According to Hurlburt, it’s so difficult to study inner voices because people have what he calls “presuppositions” about what’s going on in their minds. Respondents will typically describe what they think researchers want to hear rather than their genuine thoughts, he says.
But people can learn to pay closer attention. After half-a-dozen or so beeps, Hurlburt (and later, other researchers trained in the method) would meet with the subjects and carefully question the notes they’d made. This effectively trained the subjects how to capture those fleeting thoughts as accurately as possible.
As more research has emerged over the decades, it turns out that inner speech is both more complex and possibly less ubiquitous than most of us thought.
Not All Minds Speak Alike
While DES is still used, newer techniques and technologies, such fMRI, have aided the study of inner speech. A 2019 Frontiers in Psychology study used fMRI to probe what was going on in the brain when people experienced inner speech. In alignment with other similar research, the team found that while some inner speech involves complete sentences and even whole paragraphs (such as rehearsing a conversation you plan to have with your boss), some of it is more fragmentary — just a scrap of a thought here or a word there.
And as Hurlburt has discovered after decades of helping people peer into their own minds, there is a huge amount of variation from person to person. Some people hear inner voices that may sound like recordings while others describe it as much more vague and fuzzy.
Research from Hurlburt and other scientists — along with plenty of anecdotal evidence — has indicated that some people don’t hear inner speech at all, or at least not according to their definition of it.

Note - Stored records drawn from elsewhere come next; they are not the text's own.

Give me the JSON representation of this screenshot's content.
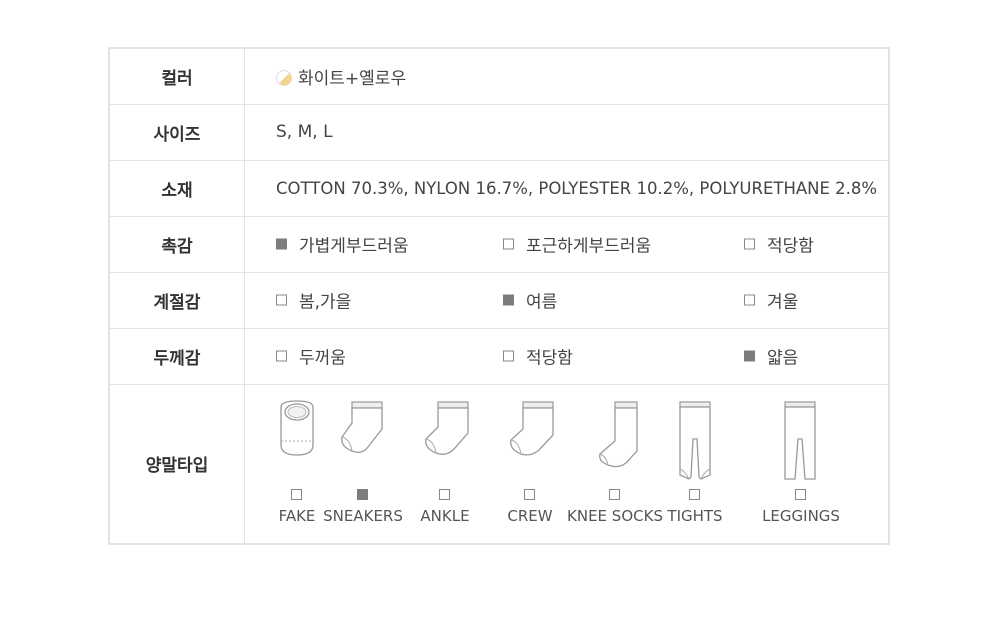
{
  "rows": {
    "color": {
      "label": "컬러",
      "value": "화이트+옐로우",
      "swatch_colors": [
        "#ffffff",
        "#f3d68a"
      ]
    },
    "size": {
      "label": "사이즈",
      "value": "S, M, L"
    },
    "material": {
      "label": "소재",
      "value": "COTTON 70.3%, NYLON 16.7%, POLYESTER 10.2%, POLYURETHANE 2.8%"
    },
    "touch": {
      "label": "촉감",
      "options": [
        {
          "label": "가볍게부드러움",
          "checked": true
        },
        {
          "label": "포근하게부드러움",
          "checked": false
        },
        {
          "label": "적당함",
          "checked": false
        }
      ]
    },
    "season": {
      "label": "계절감",
      "options": [
        {
          "label": "봄,가을",
          "checked": false
        },
        {
          "label": "여름",
          "checked": true
        },
        {
          "label": "겨울",
          "checked": false
        }
      ]
    },
    "thickness": {
      "label": "두께감",
      "options": [
        {
          "label": "두꺼움",
          "checked": false
        },
        {
          "label": "적당함",
          "checked": false
        },
        {
          "label": "얇음",
          "checked": true
        }
      ]
    },
    "sock_type": {
      "label": "양말타입",
      "options": [
        {
          "label": "FAKE",
          "checked": false,
          "icon": "fake-sock-icon"
        },
        {
          "label": "SNEAKERS",
          "checked": true,
          "icon": "sneakers-sock-icon"
        },
        {
          "label": "ANKLE",
          "checked": false,
          "icon": "ankle-sock-icon"
        },
        {
          "label": "CREW",
          "checked": false,
          "icon": "crew-sock-icon"
        },
        {
          "label": "KNEE SOCKS",
          "checked": false,
          "icon": "knee-sock-icon"
        },
        {
          "label": "TIGHTS",
          "checked": false,
          "icon": "tights-icon"
        },
        {
          "label": "LEGGINGS",
          "checked": false,
          "icon": "leggings-icon"
        }
      ]
    }
  },
  "colors": {
    "border": "#e3e3e3",
    "checked": "#7d7d7d",
    "text": "#333333"
  }
}
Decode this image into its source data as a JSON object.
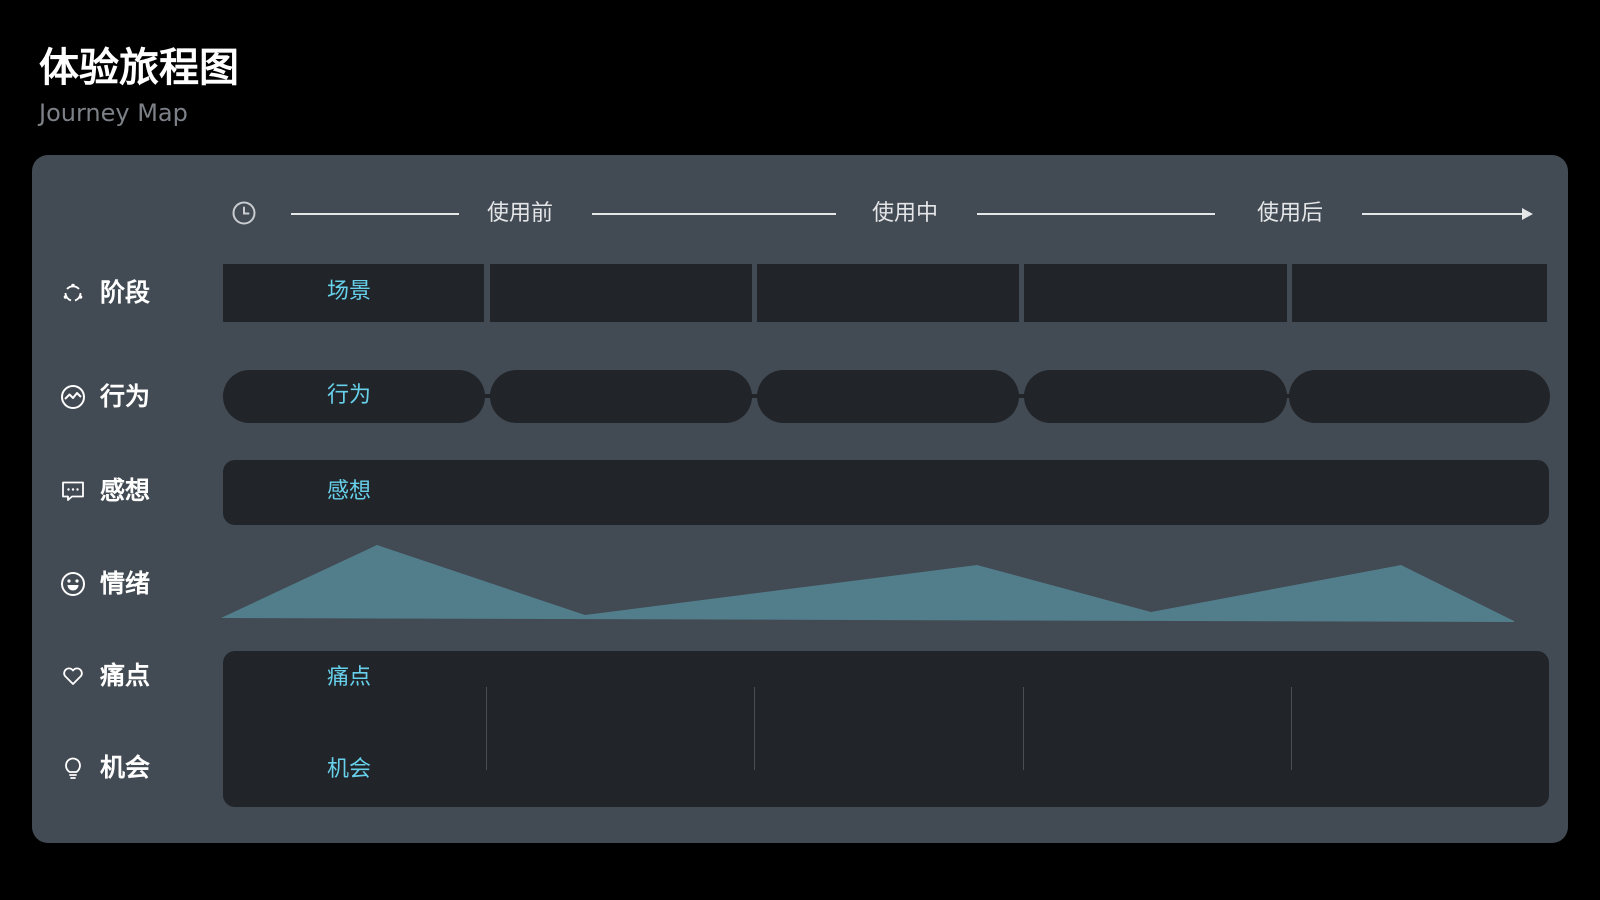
{
  "header": {
    "title": "体验旅程图",
    "subtitle": "Journey Map"
  },
  "timeline": {
    "icon": "clock-icon",
    "phases": [
      "使用前",
      "使用中",
      "使用后"
    ]
  },
  "rows": {
    "stage": {
      "label": "阶段",
      "icon": "cycle-icon",
      "cell_text": "场景"
    },
    "behavior": {
      "label": "行为",
      "icon": "activity-icon",
      "cell_text": "行为"
    },
    "feeling": {
      "label": "感想",
      "icon": "chat-icon",
      "cell_text": "感想"
    },
    "emotion": {
      "label": "情绪",
      "icon": "smile-icon"
    },
    "pain": {
      "label": "痛点",
      "icon": "heart-icon",
      "cell_text": "痛点"
    },
    "opportunity": {
      "label": "机会",
      "icon": "lightbulb-icon",
      "cell_text": "机会"
    }
  },
  "colors": {
    "background": "#000000",
    "board": "#424a53",
    "cell": "#212429",
    "accent_text": "#67d0ea",
    "emotion_fill": "#527e8c"
  }
}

In a 2010 Brain Research Bulletin study, 7 percent of subjects did not report having an inner voice.
That doesn’t necessarily mean those people don’t have one, though. It depends on how you characterize the inner voice, says Ethan Kross, a psychologist at the University of Michigan and author of Chatter: The Voice in Our Head, Why It Matters, and How to Harness It. Virtually everyone can hold information, such as a phone number or a set of directions, in their verbal working memory, he says. By that criterion, we probably all have some sort of inner voice.
However, Kross adds, “As you move up the ladder of complexity in terms of the functions an inner voice serves, I think you see more variability in the degree with which people engage in [inner speech].”
The Mind as a Streaming Service
Our minds not only have soundtracks, but they also offer video entertainment by way of mental images. Most people can conjure at least a fuzzy image of, say, their bedroom. Still, it isn’t universal. Those who can’t form mental images experience aphantasia, a term coined in 2015 by researchers who first identified the condition. It’s thought to affect between 2 and 5 percent of the population.
There may be a strong link between aphantasia and the lack of an inner voice, also known as anauralia, according to a 2021 Frontiers in Psychology study that asked participants to fill out a variety of questionnaires about the vividness of their visual and auditory imagery.
Though it wasn’t a perfect overlap, most people who did not see mental images didn’t hear an inner voice either. The reason for the possible connection remains unclear.
While there is still much to figure out about aphantasia, people with this condition tend to have typical working-memory capacity and long-term memory, says Jane Jacob, a cognitive neuroscientist at Louisiana Tech University who specializes in visual information processing. Their IQs tend to be normal or above average, and they don’t seem to exhibit any major differences from most people.
So far, research on anauralia is scarce. But if you do have an inner voice, that is not necessarily a cause for alarm. Although hearing voices can be associated with certain mental conditions, most of the chatter that goes on in our heads is perfectly normal, Kross explains. When you’re standing in the produce section silently reciting your grocery list, there’s no need to call your doctor.